Vix’s A. Wear decent knickers and socks. It doesn’t matter about your bra as you have to take that off. Moisturise well. I cursed myself as I realised that the “sculpting mud” I’d put in my hair, probably should be there. Eat breakfast, after all it’s the most important meal of the day, and you’ll need something to throw-up. Drink water, as you’ll need lots of protons to get excited and relax. Do your normal morning ablutions. Ask all those who care about you to beam positive energies, of the magnetic resonance kind, to your location, at the specific time on the specific date of your scan. Whilst in the scanner I have five missed calls, seven text messages and a dozen messages on Facebook about my “status update”. Fortunately my phone was turned off while I lay horizontal in my metal-free tube, ears plugged, muffed, bandana and mask on. I recommend that you take a friend who can make you laugh, even in tough times. Get there in plenty of time so that your anxiety levels can be modestly reduced, but be prepared to wait, as it seems the scheduling of scans never fits quite with the conventional clocks. Smile at your scanner siblings. Expect to feel a bit anxious. Prepare for your Pre-scan Interview: Do I have a cardiac pacemaker or an artificial heart valve? No; have I had an aneurysm in my brain clipped or treated? Not as far as I’m aware; Have I, at any time in my life, had metal fragments or filings enter my eyes? No, not unless someone did it while I was sleeping; Do I have any implants, stents or shunts in my body? Nope, my breasts are all home-grown and I have no stenty shunty things.
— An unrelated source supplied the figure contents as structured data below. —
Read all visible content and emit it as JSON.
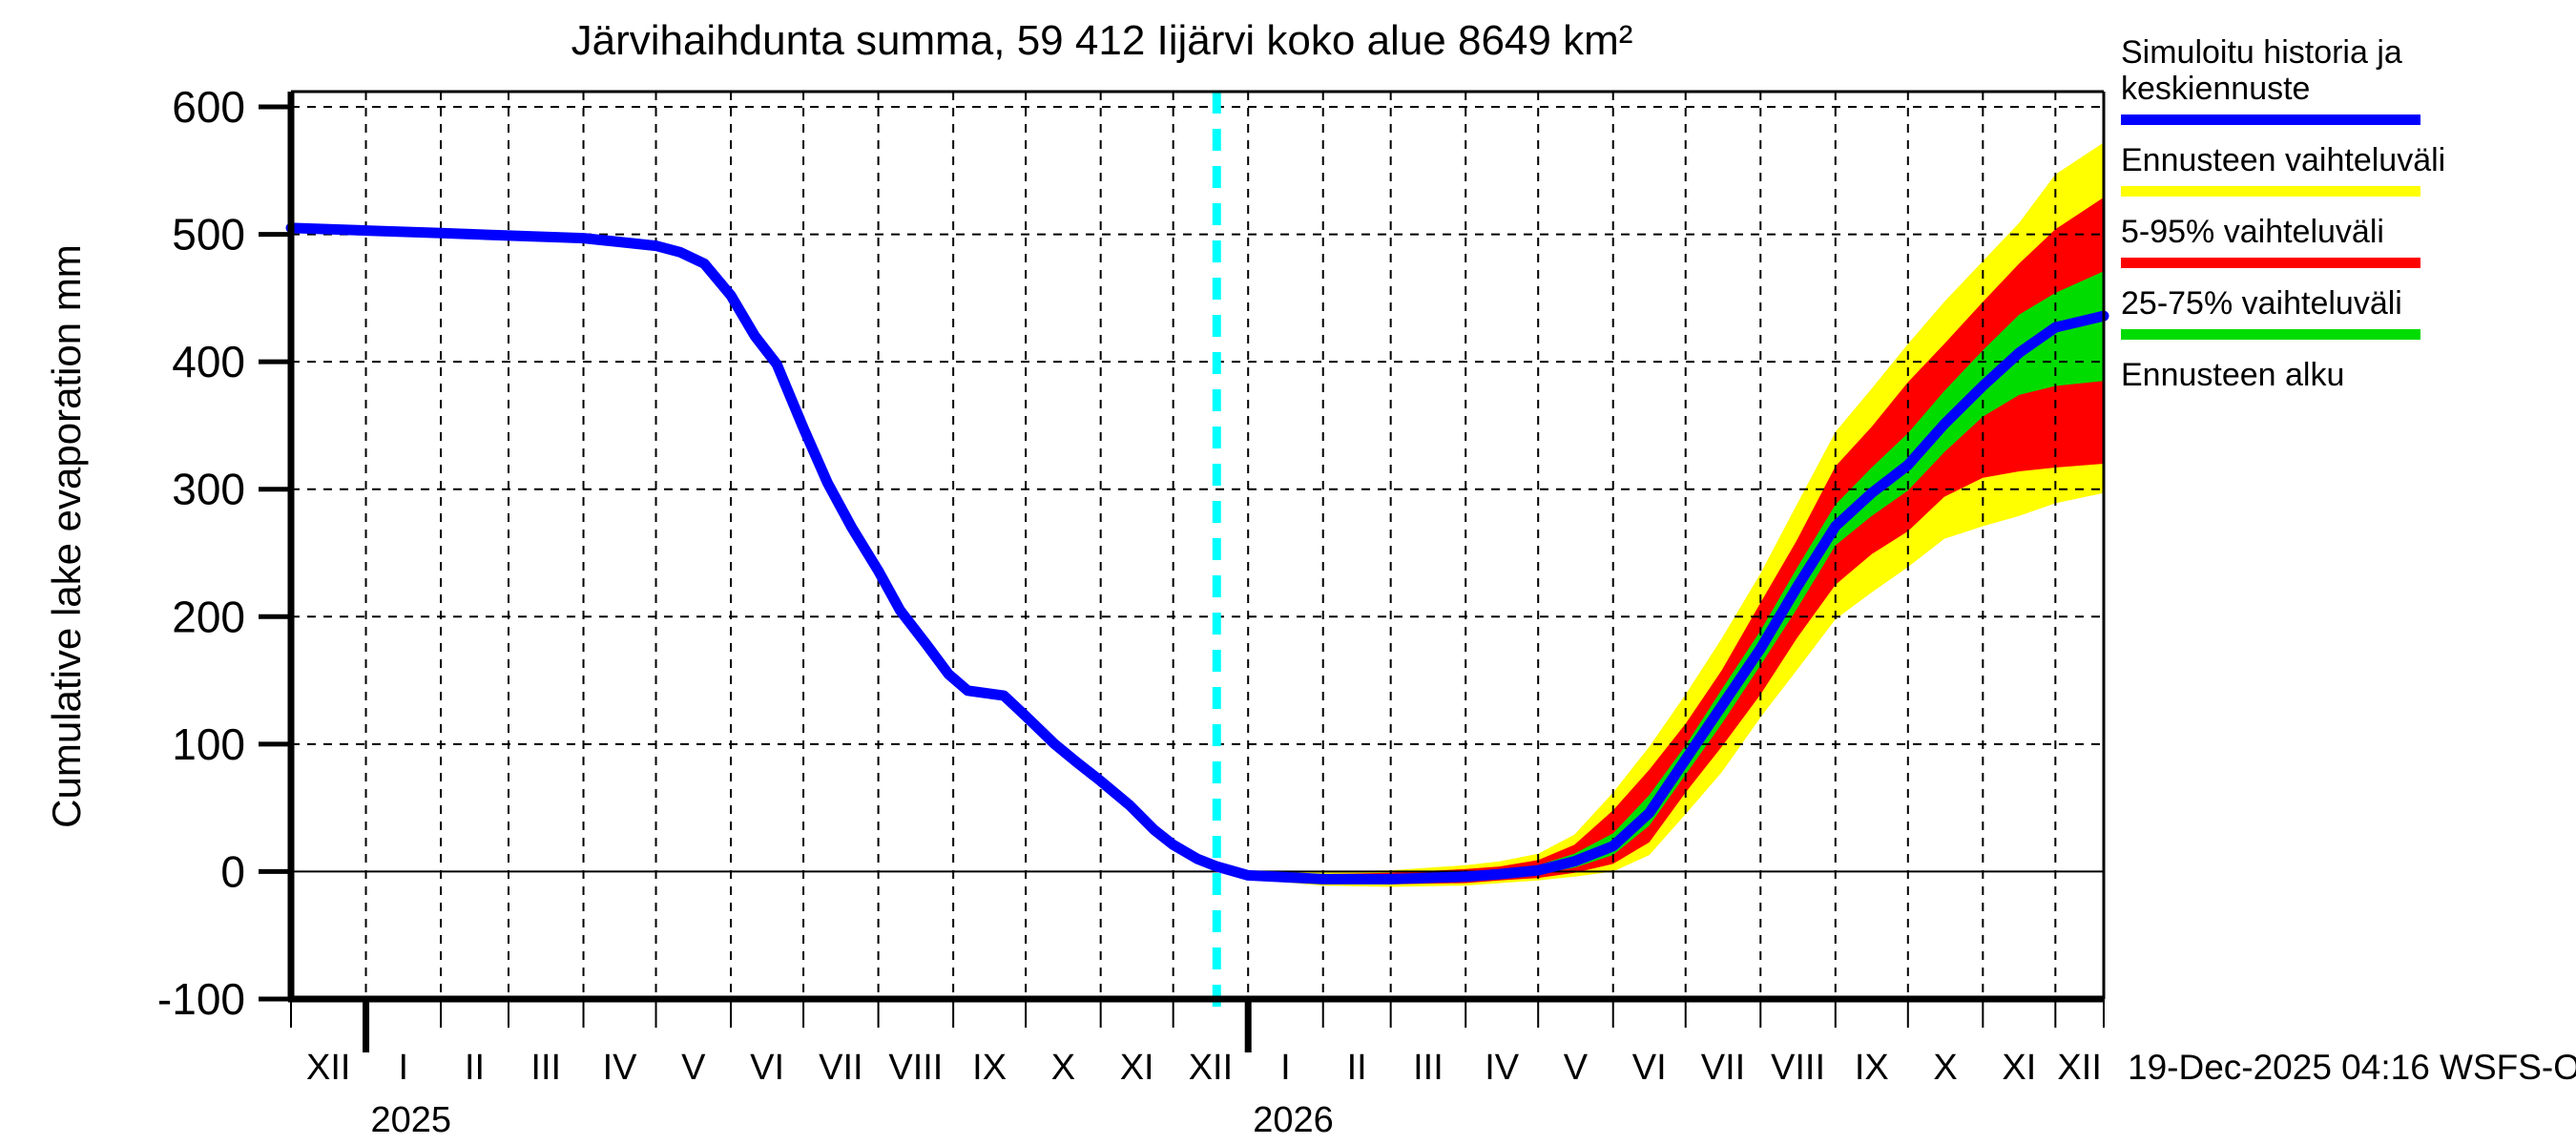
{
  "title": "Järvihaihdunta summa, 59 412 Iijärvi koko alue 8649 km²",
  "timestamp": "19-Dec-2025 04:16 WSFS-O",
  "y_axis": {
    "label": "Cumulative lake evaporation   mm",
    "ticks": [
      600,
      500,
      400,
      300,
      200,
      100,
      0,
      -100
    ]
  },
  "x_axis": {
    "month_labels": [
      "XII",
      "I",
      "II",
      "III",
      "IV",
      "V",
      "VI",
      "VII",
      "VIII",
      "IX",
      "X",
      "XI",
      "XII",
      "I",
      "II",
      "III",
      "IV",
      "V",
      "VI",
      "VII",
      "VIII",
      "IX",
      "X",
      "XI",
      "XII"
    ],
    "year_labels": [
      {
        "label": "2025",
        "slot_index": 1
      },
      {
        "label": "2026",
        "slot_index": 13
      }
    ]
  },
  "legend": [
    {
      "label": "Simuloitu historia ja keskiennuste",
      "color": "#0000ff",
      "style": "solid"
    },
    {
      "label": "Ennusteen vaihteluväli",
      "color": "#ffff00",
      "style": "solid"
    },
    {
      "label": "5-95% vaihteluväli",
      "color": "#ff0000",
      "style": "solid"
    },
    {
      "label": "25-75% vaihteluväli",
      "color": "#00dc00",
      "style": "solid"
    },
    {
      "label": "Ennusteen alku",
      "color": "#00ffff",
      "style": "dashed"
    }
  ],
  "colors": {
    "median_line": "#0000ff",
    "range_band": "#ffff00",
    "band_5_95": "#ff0000",
    "band_25_75": "#00dc00",
    "forecast_start_line": "#00ffff",
    "axis": "#000000",
    "background": "#ffffff"
  },
  "chart_data": {
    "type": "area+line",
    "title": "Järvihaihdunta summa, 59 412 Iijärvi koko alue 8649 km²",
    "ylabel": "Cumulative lake evaporation (mm)",
    "ylim": [
      -100,
      612
    ],
    "grid": "on",
    "legend_position": "outside-top-right",
    "x_unit": "days since 2024-12-01",
    "x_range_days": [
      0,
      750
    ],
    "month_boundaries_days": [
      0,
      31,
      62,
      90,
      121,
      151,
      182,
      212,
      243,
      274,
      304,
      335,
      365,
      396,
      427,
      455,
      486,
      516,
      547,
      577,
      608,
      639,
      669,
      700,
      730,
      750
    ],
    "forecast_start_day": 383,
    "forecast_start_date": "2025-12-19",
    "history": {
      "name": "Simuloitu historia ja keskiennuste",
      "points": [
        [
          0,
          505
        ],
        [
          31,
          503
        ],
        [
          62,
          501
        ],
        [
          90,
          499
        ],
        [
          121,
          497
        ],
        [
          151,
          491
        ],
        [
          161,
          486
        ],
        [
          171,
          477
        ],
        [
          182,
          452
        ],
        [
          192,
          420
        ],
        [
          201,
          398
        ],
        [
          212,
          348
        ],
        [
          222,
          305
        ],
        [
          232,
          270
        ],
        [
          243,
          236
        ],
        [
          252,
          205
        ],
        [
          263,
          178
        ],
        [
          272,
          155
        ],
        [
          280,
          142
        ],
        [
          295,
          138
        ],
        [
          304,
          122
        ],
        [
          316,
          100
        ],
        [
          325,
          86
        ],
        [
          335,
          71
        ],
        [
          347,
          52
        ],
        [
          357,
          33
        ],
        [
          365,
          21
        ],
        [
          375,
          10
        ],
        [
          383,
          4
        ]
      ]
    },
    "forecast": {
      "days": [
        383,
        396,
        427,
        455,
        486,
        500,
        516,
        531,
        547,
        562,
        577,
        592,
        608,
        623,
        639,
        654,
        669,
        684,
        700,
        715,
        730,
        750
      ],
      "median": [
        4,
        -3,
        -6,
        -6,
        -4,
        -2,
        1,
        8,
        20,
        46,
        88,
        130,
        175,
        223,
        271,
        297,
        319,
        351,
        381,
        407,
        427,
        436
      ],
      "p25": [
        4,
        -4,
        -8,
        -8,
        -7,
        -5,
        -2,
        3,
        13,
        36,
        76,
        116,
        162,
        206,
        256,
        279,
        299,
        329,
        357,
        374,
        381,
        385
      ],
      "p75": [
        4,
        -1,
        -4,
        -4,
        -1,
        1,
        5,
        14,
        30,
        60,
        99,
        143,
        189,
        238,
        288,
        317,
        344,
        377,
        409,
        437,
        454,
        471
      ],
      "p5": [
        4,
        -5,
        -9,
        -10,
        -9,
        -7,
        -5,
        -1,
        6,
        23,
        62,
        98,
        139,
        183,
        225,
        249,
        267,
        294,
        309,
        314,
        317,
        320
      ],
      "p95": [
        4,
        0,
        -2,
        -1,
        2,
        4,
        9,
        21,
        48,
        80,
        116,
        158,
        211,
        260,
        318,
        349,
        384,
        414,
        447,
        477,
        504,
        529
      ],
      "min": [
        4,
        -6,
        -11,
        -12,
        -11,
        -9,
        -7,
        -4,
        0,
        13,
        45,
        78,
        121,
        158,
        198,
        219,
        239,
        261,
        271,
        279,
        289,
        297
      ],
      "max": [
        4,
        1,
        0,
        1,
        5,
        8,
        14,
        29,
        62,
        98,
        139,
        183,
        234,
        288,
        345,
        379,
        414,
        447,
        479,
        509,
        547,
        572
      ]
    }
  }
}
Am I pregnant? Chance would be a fine thing, stupid question. Have I had any surgery within six weeks of the scan date? Nope, I’ve just had my 1 year anniversary since my last surgery thanks. Do I suffer or have I suffered from kidney failure? Blimey, I thought my brain was the problem, my kidneys are doing just fine thanks. Do you suffer from anxiety, fits or epilepsy? I had been pretty anxious about this scan. The interviewer asked my if I had had an MRI scan of my head before, and as I nodded she said “so you’ll remember the noise then”. My silent reply was that it wasn’t quite the highlight of 2010 for me. This is an interview that I was successful in. I got my scan.
Vicky’s supplementary Questions:
Who will be present while I am being scanned?
Vix’s A. Imaging Team members, will be doing their jobs with a modest scrape of compassion and empathy of what they are putting you through.
Can I bring my friend with me? I mean, can they really come with me into the scanner, to hold my hand? We could surely fit in, we’re good mates, we could go head to tail, or do spoons, or the press-up plank. It would be like two for the price of one, BOGOF?
Do I get a prize if I’m not sick inside the machine?